Blair rejeita Constituição européia e pede mais competitividade

Agência EFE

MADRI - O primeiro-ministro do Reino Unido, Tony Blair, considera que o desafio para os líderes europeus é tornar a Europa mais competitiva e acha necessário retroceder na proposta de Tratado Constitucional, dando preferência a um marco legal que melhore as regras de funcionamento da União Européia.

Numa entrevista a correspondentes dos principais jornais europeus, publicada hoje pelo espanhol 'El País', Tony Blair defende que o Reino Unido seja 'um ator fundamental' na Europa unida.

A poucos dias de anunciar sua saída do cargo, Blair faz um balanço das mudanças nas relações entre o Reino Unido e a Europa durante seus mais de 10 anos de mandato. Para ele, 'o ceticismo continua, mas os dias de isolamento acabaram'.

Perguntado sobre quem mudou suas posições, o Reino Unido ou Europa, o primeiro-ministro do Reino Unido afirma que 'os dois mudaram'.

- Houve uma mudança de ambiente na Europa, em parte provocada pela ampliação do bloco. Mas também porque a Europa em si mesma quer se concentrar mais em políticas práticas, em setores como economia, energia, meio ambiente, crime e emigração.

- Acho que hoje na Europa há mais sentido prático.
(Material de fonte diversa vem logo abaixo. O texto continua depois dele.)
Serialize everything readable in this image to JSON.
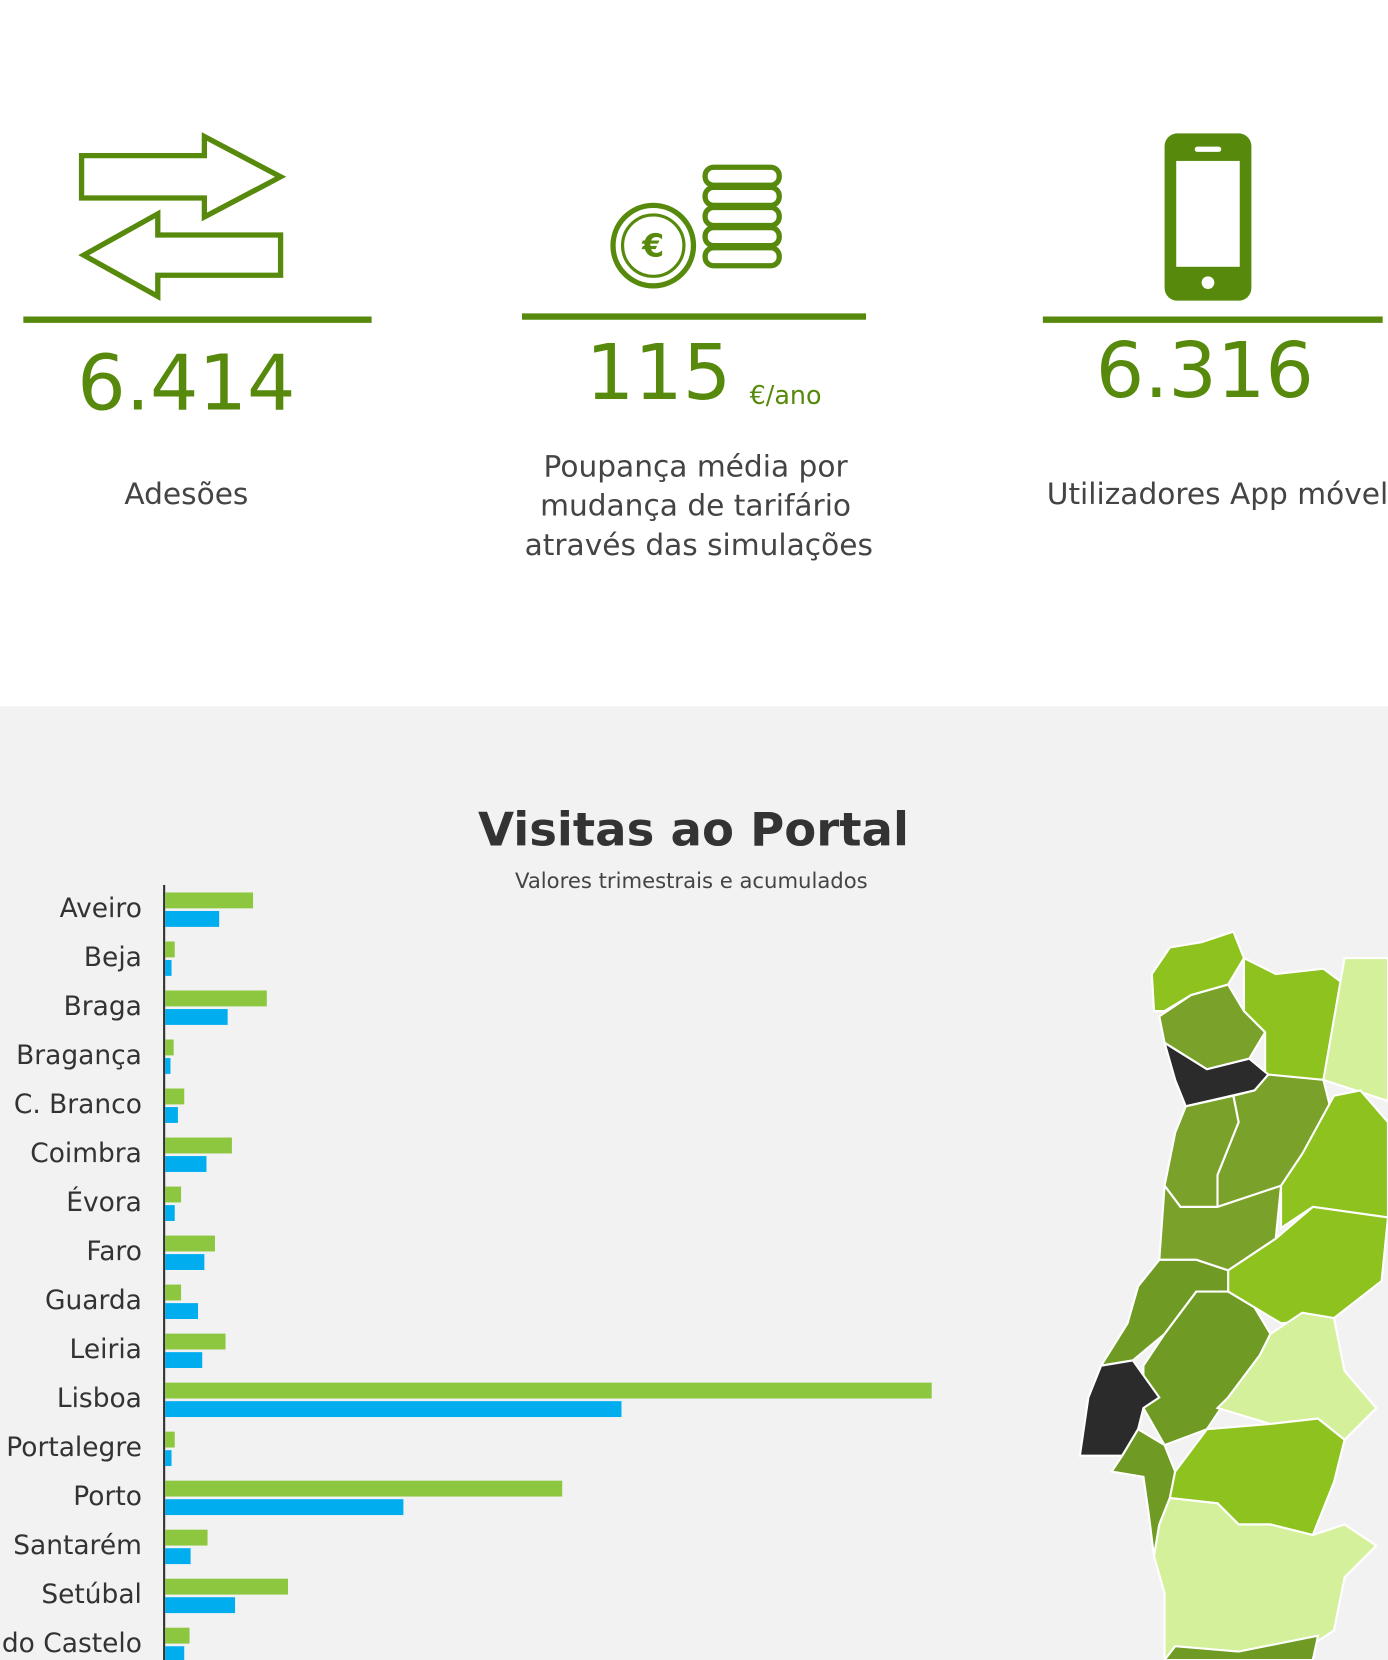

Não só por parte dos novos membros, mas também pelo Reino Unido, opinou.

Sobre as mudanças no Tratado Constitucional europeu que estaria disposto a aceitar no Reino Unido, o membro do bloco mais avesso à proposta, Blair disse que não deseja 'negociar em público'.

- Mas essencialmente temos que retroceder. Não devemos fazer um tratado constitucional, e sim um acordo que melhore as regras da Europa, aconselhou, lembrando a rejeição de franceses e holandeses em seus referendos.

O primeiro-ministro do Reino Unido se mostrou convencido de que "o mais certo é fechar um acordo sobre os elementos-chave do Tratado em junho'.

- Temos que abordar depois um processo de planejamento do trabalho com mais detalhes e depois o processo de ratificação, disse.

Para ele, o desafio da nova geração de líderes europeus é 'tornar a Europa mais competitiva, aumentar a prosperidade e fazer que a Europa e seus valores tenham peso no mundo'.